La democracia, incluso la democracia económica y organizativa, se juega en nuestra capacidad para dar vida a distintos registros de mérito. El arte de un directivo o de un educador está sobre todo en saber sacar la dimensión de mérito encerrada en cada persona, sus talentos o su daimon (como diría Sócrates), porque si el mérito se hace monodimensional, la meritocracia inevitablemente se convierte en oligarquía y entra en conflicto con la democracia y con la libertad. Así pues, la riqueza y el mérito están vinculados a los talentos de cada persona.
La relación entre talentos y frutos (la riqueza es uno de ellos) depende sobre todo de la calidad de la familia, de las comunidades y de las sociedades en las que crecemos, de las oportunidades de educación y aprendizaje, del amor y de la atención que recibimos sobre todo durante los primeros años de vida. ¡A saber cuántos Mozart o Steve Jobs no habrán despuntado porque han nacido en el lugar equivocado! Todas estas dimensiones no dependen de nuestro mérito subjetivo, sino que las hemos recibido gratuitamente (los talentos se reciben, como nos dice la parábola del evangelio) y hacen que nuestro potencial se desarrolle y madure.
Ahí está la raíz humanística profunda del principio de solidaridad en el uso de la riqueza, que no hay que adscribir al registro del altruísmo y el sacrificio, sino al de la justicia: hay que compartir la riqueza porque antes ha sido recibida.
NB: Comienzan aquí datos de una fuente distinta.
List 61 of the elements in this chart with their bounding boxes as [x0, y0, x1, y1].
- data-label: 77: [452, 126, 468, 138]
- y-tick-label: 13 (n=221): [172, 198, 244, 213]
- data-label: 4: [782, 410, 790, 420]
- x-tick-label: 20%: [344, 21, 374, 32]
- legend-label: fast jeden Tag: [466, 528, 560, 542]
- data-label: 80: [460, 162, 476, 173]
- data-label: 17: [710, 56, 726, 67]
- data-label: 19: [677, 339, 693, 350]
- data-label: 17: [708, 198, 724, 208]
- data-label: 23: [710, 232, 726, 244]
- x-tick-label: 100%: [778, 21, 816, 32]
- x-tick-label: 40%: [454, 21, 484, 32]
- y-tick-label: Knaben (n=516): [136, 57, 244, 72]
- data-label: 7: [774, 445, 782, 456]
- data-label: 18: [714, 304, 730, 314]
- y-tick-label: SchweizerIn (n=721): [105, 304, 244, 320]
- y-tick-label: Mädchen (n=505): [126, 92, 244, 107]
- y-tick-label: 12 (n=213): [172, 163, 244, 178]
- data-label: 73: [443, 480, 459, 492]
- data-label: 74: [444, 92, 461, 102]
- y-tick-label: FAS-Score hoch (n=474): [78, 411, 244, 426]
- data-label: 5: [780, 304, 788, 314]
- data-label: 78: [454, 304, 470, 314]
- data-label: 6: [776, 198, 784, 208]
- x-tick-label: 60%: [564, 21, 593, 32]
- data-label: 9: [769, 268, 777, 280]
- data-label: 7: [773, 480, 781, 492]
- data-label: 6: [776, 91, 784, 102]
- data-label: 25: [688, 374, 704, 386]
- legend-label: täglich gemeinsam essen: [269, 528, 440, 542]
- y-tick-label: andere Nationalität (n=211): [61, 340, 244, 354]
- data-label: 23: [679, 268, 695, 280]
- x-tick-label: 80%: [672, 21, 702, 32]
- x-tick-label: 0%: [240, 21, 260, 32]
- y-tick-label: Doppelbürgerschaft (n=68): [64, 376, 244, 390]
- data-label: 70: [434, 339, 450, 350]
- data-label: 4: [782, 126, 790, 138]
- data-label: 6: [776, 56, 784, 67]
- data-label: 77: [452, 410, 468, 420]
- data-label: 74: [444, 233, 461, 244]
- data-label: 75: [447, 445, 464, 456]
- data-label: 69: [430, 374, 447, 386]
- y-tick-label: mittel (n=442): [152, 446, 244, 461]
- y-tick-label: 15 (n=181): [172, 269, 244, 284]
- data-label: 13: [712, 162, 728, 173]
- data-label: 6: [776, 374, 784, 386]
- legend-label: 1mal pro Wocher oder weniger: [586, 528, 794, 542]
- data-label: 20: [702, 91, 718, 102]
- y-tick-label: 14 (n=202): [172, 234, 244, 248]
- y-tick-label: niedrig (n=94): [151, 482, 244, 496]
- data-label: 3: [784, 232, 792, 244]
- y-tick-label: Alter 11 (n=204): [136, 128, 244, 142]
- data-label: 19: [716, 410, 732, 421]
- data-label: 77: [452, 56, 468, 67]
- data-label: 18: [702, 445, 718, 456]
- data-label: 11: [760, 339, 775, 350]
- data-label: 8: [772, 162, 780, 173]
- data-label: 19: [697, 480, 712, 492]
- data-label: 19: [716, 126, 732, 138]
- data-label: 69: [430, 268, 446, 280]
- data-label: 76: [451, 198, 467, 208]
El modelo social y económico italiano – comunitario y católico – ha desarrollado a lo largo de los siglos una manera propia de compartir la riqueza que, a diferencia del calvinista de tipo americano, no pone en el centro la categoría de la restitución de una parte de la riqueza a la sociedad y a los excluidos. Mientras que el capitalismo norteamericano distingue netamente lo económico de lo social (business is business) con la filantropía-restitutiva haciendo de puente entre los dos, la palabra clave de nuestro humanismo es economía civil, es decir una economía que nace de la comunidad y una comunidad que hace empresa (pensemos en el made in Italy, en las empresas familiares o en las cooperativas sociales que son un tesoro en la Italia de hoy). El modelo económico italiano ha sido y sigue siendo una mezcla de familia, empresa, estado y comunidad.
Este modelo produjo frutos extraordinarios en el pasado, pero enfermó en la modernidad dando vida a las distintas mafias y a determinado “familismo” amoral, que es una especie de neurosis de nuestro cuerpo social. Pero en muchas neurosis la enfermedad surge por una patología de una parte sana de la persona, a veces la mejor (por ejemplo: la genialidad que se convierte en narcisismo); y si la terapia mata esta parte buena, la cura “se come” a la persona. Así pues, podremos salir de esta crisis si miramos a la cara a nuestras enfermedades y si comprendemos y apreciamos nuestro genius loci, aceptando y transformando nuestras neurosis colectivas y no imitando otros modelos de capitalismo. Si no damos vida a un nuevo Humanismo civil, junto a toda Europa y al Mediterráneo, la prima de riesgo aumentará, pero no sólo la de los títulos de deuda sino también la que existe entre civilizaciones.